Caribou and Four Tet have often invited comparison. Recently, though, it’s almost as if they’re following the same cue sheet. Canadian Dan Snaith’s new Daphni project mirrors Londoner Kieran Hebden’s recent shift towards the dancefloor with scary accuracy: both were auteurish producers flirting with dance forms but twisting them to home-listening ends; both, last year, began to address their passion for dance music head on with a series of limited-pressing 12"s; both have now collated their productions into LPs, perhaps drawing a line under a fertile period of experimentation where the possibilities inherent in the house music form suddenly seemed manifold.
Like Hebden, Snaith’s forays into house music are astute, incisive and not remotely dilettantish – in fact, he seems to understand the skewed mechanics of groove, the beautiful paradox at the heart of the phrase "machine funk", far better than many of his more purist contemporaries. But where Kieran Hebden’s recent Pink exploited structures that unfolded glacially, sculpting poised loops and quietly disjointed percussive patterns into a long-form, low-impact epic, Snaith clearly has instant gratification in mind. And as a result, where Hebden’s sonic objects can be picked over, luxuriated in, meditated upon as they drift implacably in and out of focus, Snaith’s rear up out of the murk like unchained beasts. Pink was danceable, yes, but in a subdued sort of way; Jialong is a full-on, sweat-dripping-off-the-ceiling basement banger of an album.
The intensity hits maximum right from the opening: ‘Yes I Know”s looped funk samples, bolted onto a robust four-four, detour through soupy reverbs and half-baked breakdowns, swelling and receding erratically, building and building without ever crashing down onto the bedrock of some unifying resolution. As a narrative it ought to be deeply frustrating, but in fact it’s quite the opposite – a subversion of standard dancefloor dynamics which recurs repeatedly on this album and moves well beyond arch commentary or contrarian posturing.

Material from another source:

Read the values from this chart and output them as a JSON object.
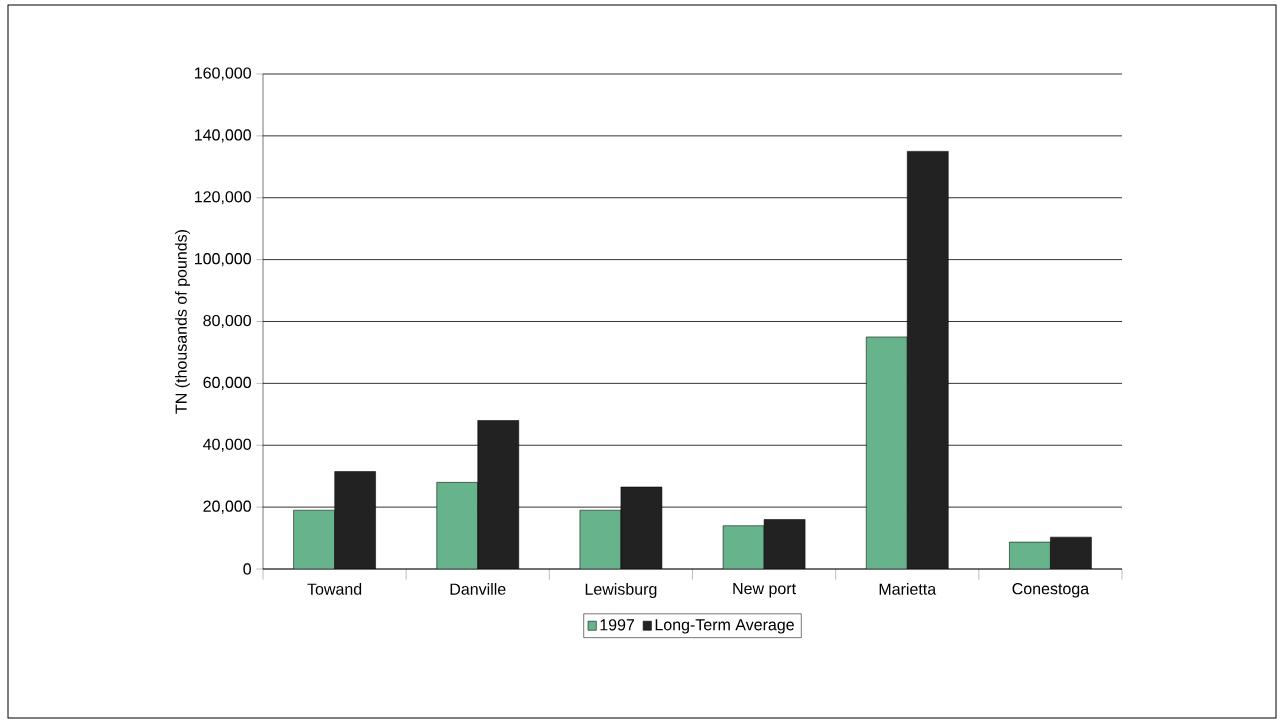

Snaith has described the Daphni project as a (not so) controlled collision of the acoustic and the synthetic, and that dialogue is evident throughout Jiaolong, where raucous breakbeats and chunks of fossilised vocal are paired off against an atavist drum machine thump and bubbling, pearly daubs of synth. More often than not, though, it’s the latter that wins out: take Snaith’s remix of Cos-Ber-Zam’s ‘Ne Noya’, whose ramshackle percussive loop becomes a vehicle for thick, intoxicating synth runs that hover densely in the air for what feels like an age; or ‘Pairs’, a funky number rendered alien by martial, Plastikman-like snare rolls and the odd cloud of artificial reverb.

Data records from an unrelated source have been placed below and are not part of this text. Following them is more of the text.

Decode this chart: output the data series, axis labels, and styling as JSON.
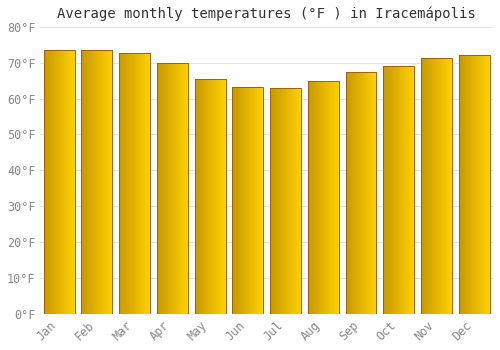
{
  "title": "Average monthly temperatures (°F ) in Iracemápolis",
  "months": [
    "Jan",
    "Feb",
    "Mar",
    "Apr",
    "May",
    "Jun",
    "Jul",
    "Aug",
    "Sep",
    "Oct",
    "Nov",
    "Dec"
  ],
  "values": [
    73.4,
    73.4,
    72.7,
    69.8,
    65.5,
    63.1,
    63.0,
    65.0,
    67.3,
    69.1,
    71.2,
    72.1
  ],
  "bar_color_left": "#C87800",
  "bar_color_mid": "#F5A800",
  "bar_color_right": "#FFD040",
  "bar_edge_color": "#A06000",
  "background_color": "#FFFFFF",
  "grid_color": "#DDDDDD",
  "ylim": [
    0,
    80
  ],
  "yticks": [
    0,
    10,
    20,
    30,
    40,
    50,
    60,
    70,
    80
  ],
  "ylabel_suffix": "°F",
  "title_fontsize": 10,
  "tick_fontsize": 8.5,
  "tick_color": "#888888"
}
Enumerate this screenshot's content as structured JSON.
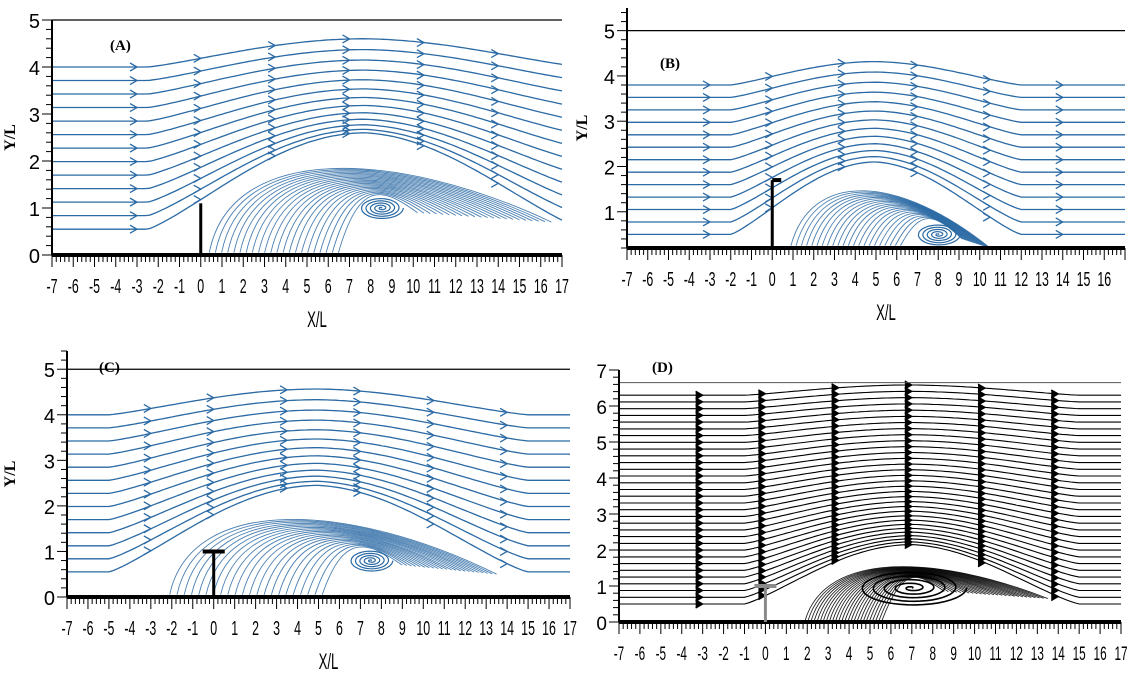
{
  "colors": {
    "blue": "#2b6aa4",
    "black": "#000000",
    "gray": "#8a8a8a"
  },
  "chart_data": [
    {
      "panel": "(A)",
      "type": "streamline",
      "xlabel": "X/L",
      "ylabel": "Y/L",
      "xlim": [
        -7,
        17
      ],
      "ylim": [
        0,
        5
      ],
      "xticks": [
        "-7",
        "-6",
        "-5",
        "-4",
        "-3",
        "-2",
        "-1",
        "0",
        "1",
        "2",
        "3",
        "4",
        "5",
        "6",
        "7",
        "8",
        "9",
        "10",
        "11",
        "12",
        "13",
        "14",
        "15",
        "16",
        "17"
      ],
      "yticks": [
        "0",
        "1",
        "2",
        "3",
        "4",
        "5"
      ],
      "top_boundary_y": 5,
      "obstacle": {
        "type": "vertical-plate",
        "x": 0,
        "height": 1.1
      },
      "vortex_center": [
        8.5,
        1.0
      ],
      "separation_bubble": {
        "start_x": 0,
        "end_x": 16.5,
        "peak_y": 2.1
      },
      "color": "#2b6aa4"
    },
    {
      "panel": "(B)",
      "type": "streamline",
      "xlabel": "X/L",
      "ylabel": "Y/L",
      "xlim": [
        -7,
        17
      ],
      "ylim": [
        0.2,
        5.5
      ],
      "xticks": [
        "-7",
        "-6",
        "-5",
        "-4",
        "-3",
        "-2",
        "-1",
        "0",
        "1",
        "2",
        "3",
        "4",
        "5",
        "6",
        "7",
        "8",
        "9",
        "10",
        "11",
        "12",
        "13",
        "14",
        "15",
        "16"
      ],
      "yticks": [
        "1",
        "2",
        "3",
        "4",
        "5"
      ],
      "top_boundary_y": 5,
      "obstacle": {
        "type": "gamma-plate",
        "x": 0,
        "height": 1.5
      },
      "vortex_center": [
        8.0,
        0.5
      ],
      "separation_bubble": {
        "start_x": 0.5,
        "end_x": 10.5,
        "peak_y": 1.65
      },
      "color": "#2b6aa4"
    },
    {
      "panel": "(C)",
      "type": "streamline",
      "xlabel": "X/L",
      "ylabel": "Y/L",
      "xlim": [
        -7,
        17
      ],
      "ylim": [
        0,
        5.4
      ],
      "xticks": [
        "-7",
        "-6",
        "-5",
        "-4",
        "-3",
        "-2",
        "-1",
        "0",
        "1",
        "2",
        "3",
        "4",
        "5",
        "6",
        "7",
        "8",
        "9",
        "10",
        "11",
        "12",
        "13",
        "14",
        "15",
        "16",
        "17"
      ],
      "yticks": [
        "0",
        "1",
        "2",
        "3",
        "4",
        "5"
      ],
      "top_boundary_y": 5,
      "obstacle": {
        "type": "t-plate",
        "x": 0,
        "height": 1.0
      },
      "vortex_center": [
        7.5,
        0.8
      ],
      "separation_bubble": {
        "start_x": -2.5,
        "end_x": 13.5,
        "peak_y": 1.95
      },
      "color": "#2b6aa4"
    },
    {
      "panel": "(D)",
      "type": "streamline",
      "xlabel": "",
      "ylabel": "",
      "xlim": [
        -7,
        17
      ],
      "ylim": [
        0,
        7
      ],
      "xticks": [
        "-7",
        "-6",
        "-5",
        "-4",
        "-3",
        "-2",
        "-1",
        "0",
        "1",
        "2",
        "3",
        "4",
        "5",
        "6",
        "7",
        "8",
        "9",
        "10",
        "11",
        "12",
        "13",
        "14",
        "15",
        "16",
        "17"
      ],
      "yticks": [
        "0",
        "1",
        "2",
        "3",
        "4",
        "5",
        "6",
        "7"
      ],
      "top_boundary_y": 6.65,
      "obstacle": {
        "type": "t-plate",
        "x": 0,
        "height": 1.0
      },
      "vortex_center": [
        7.0,
        0.95
      ],
      "separation_bubble": {
        "start_x": 1.5,
        "end_x": 13.5,
        "peak_y": 1.7
      },
      "color": "#000000"
    }
  ]
}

In an age of hyper-optionality these tracks are never festooned with excessive detail where a few stark gestures would do, and the results boil over with primitive playfulness: ‘Jiao’, whose tangy bassline and modal noodling is definite peak time fever material; ‘Light’, even better, its gleaming flute-like melodic figure and viscous kosmische bloops serving as counterpoise to a bassline whose resonant overtones occasionally screech obnoxiously down the frequency range; ‘Springs’, better still, a collage of B-movie laser gun synth stabs and loose-limbed tom rolls that takes a left turn into the spartan drum machine territory mapped out by Pearson Sound – except the way the bass capriciously gloops and squeals its way along suggests that control is always at one remove from Snaith himself, lurking somewhere in the machines. These tracks manage to be simultaneously jacking and nimble, screwfaced and prim. Heard on headphones on the morning commute they probably won’t make much sense – picture the fleshy melee of Plastic People, though, and things will start to click.
The album’s less convincing moments come when Snaith settles in for a lengthier workout. ‘Ye Ye’ and ‘Ahora’ in particular certainly don’t lack proficiency, but in playing the long game the perverse erraticism that makes this album such a singular proposition is sacrificed. Closer ‘Long’ is similarly more mannered, and the album’s only concession to a more introspective mood; still, the marvelously tactile sensation of machines rubbing fractiously up against each other, ungainly sonic phenomena vying for attention, just-slightly careless hands resting on chunky faders, is present and correct. Our man is on to something here.